4.6.4 High sensitive electrophysiological methods for graft evaluation The experiments for this thesis were performed using calcium imaging and planar patch-clamp recordings. Both methods are highly sensitive and established for electrophysiological research (Barreto-Chang and Dolmetsch, 2009; Hamil et al., 1981;

Brüggemann et al., 2006). Calcium imaging allows one to measure the intracellular calcium concentration which gives information on the calcium homeostasis of a cell, whereas planar patch-clamping allows studying ion channels located on the cellular membrane. These electrophysiological procedures open up new technical opportunities to evaluate corneal grafts as they are more sensitive than conventional staining and cell counting. Of course, one would first have to investigate the exact correlation between for instance TRPM8 and corneal endothelial cell viability in order to draw a conclusion.

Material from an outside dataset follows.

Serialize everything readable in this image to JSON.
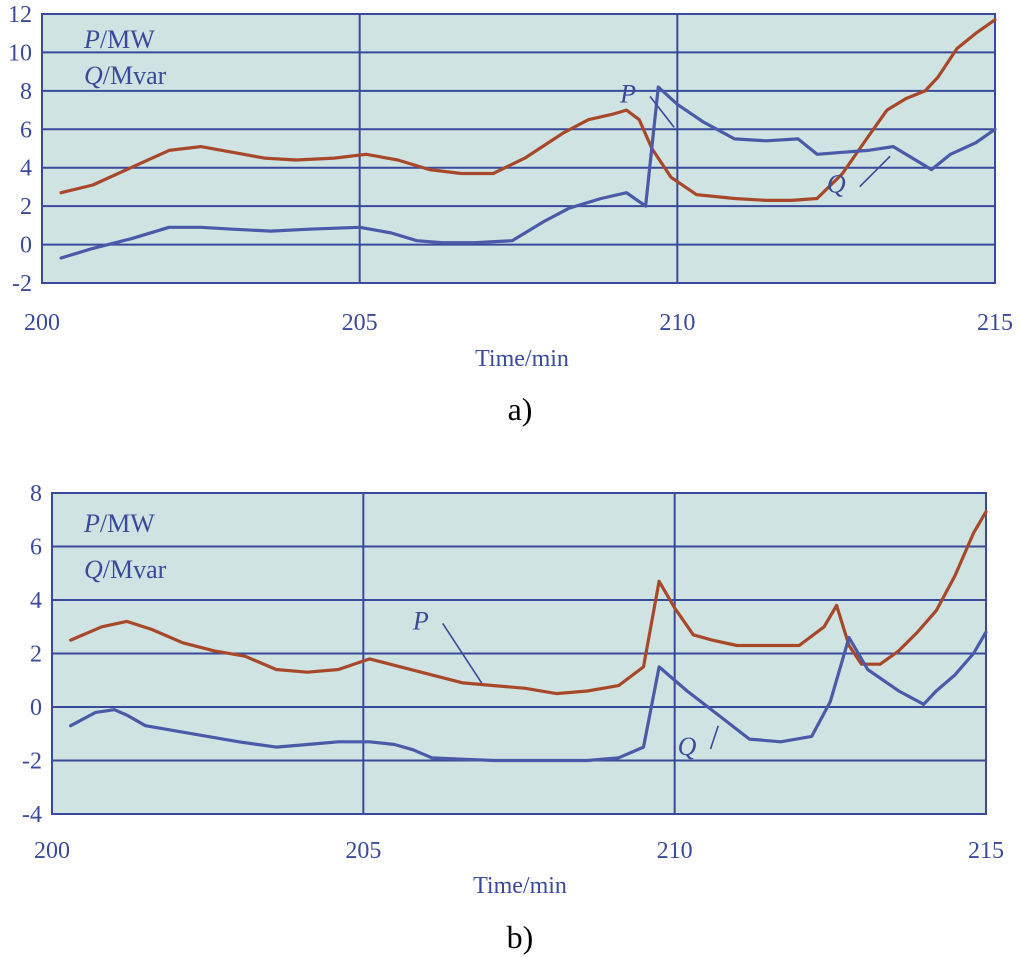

Then, this ion channel could be a promising new marker for the cell viability of the corneal endothelium, which might help to detect the most suitable grafts for keratoplasty.

4.7 Conclusion

This thesis has demonstrated that thermo-TRPs such as the cold receptors TRPM8 and TRPA1 occur in HCEC-12 cells and in normal HCEC. There is evidence for a complex regulation of intracellular Ca2+ levels via these thermo-TRPs. Further investigations in this direction may have the potential of helping to improve the storage of human donor corneas and the outcome of keratoplasty – topic of high interest of eye banks and patients worldwide.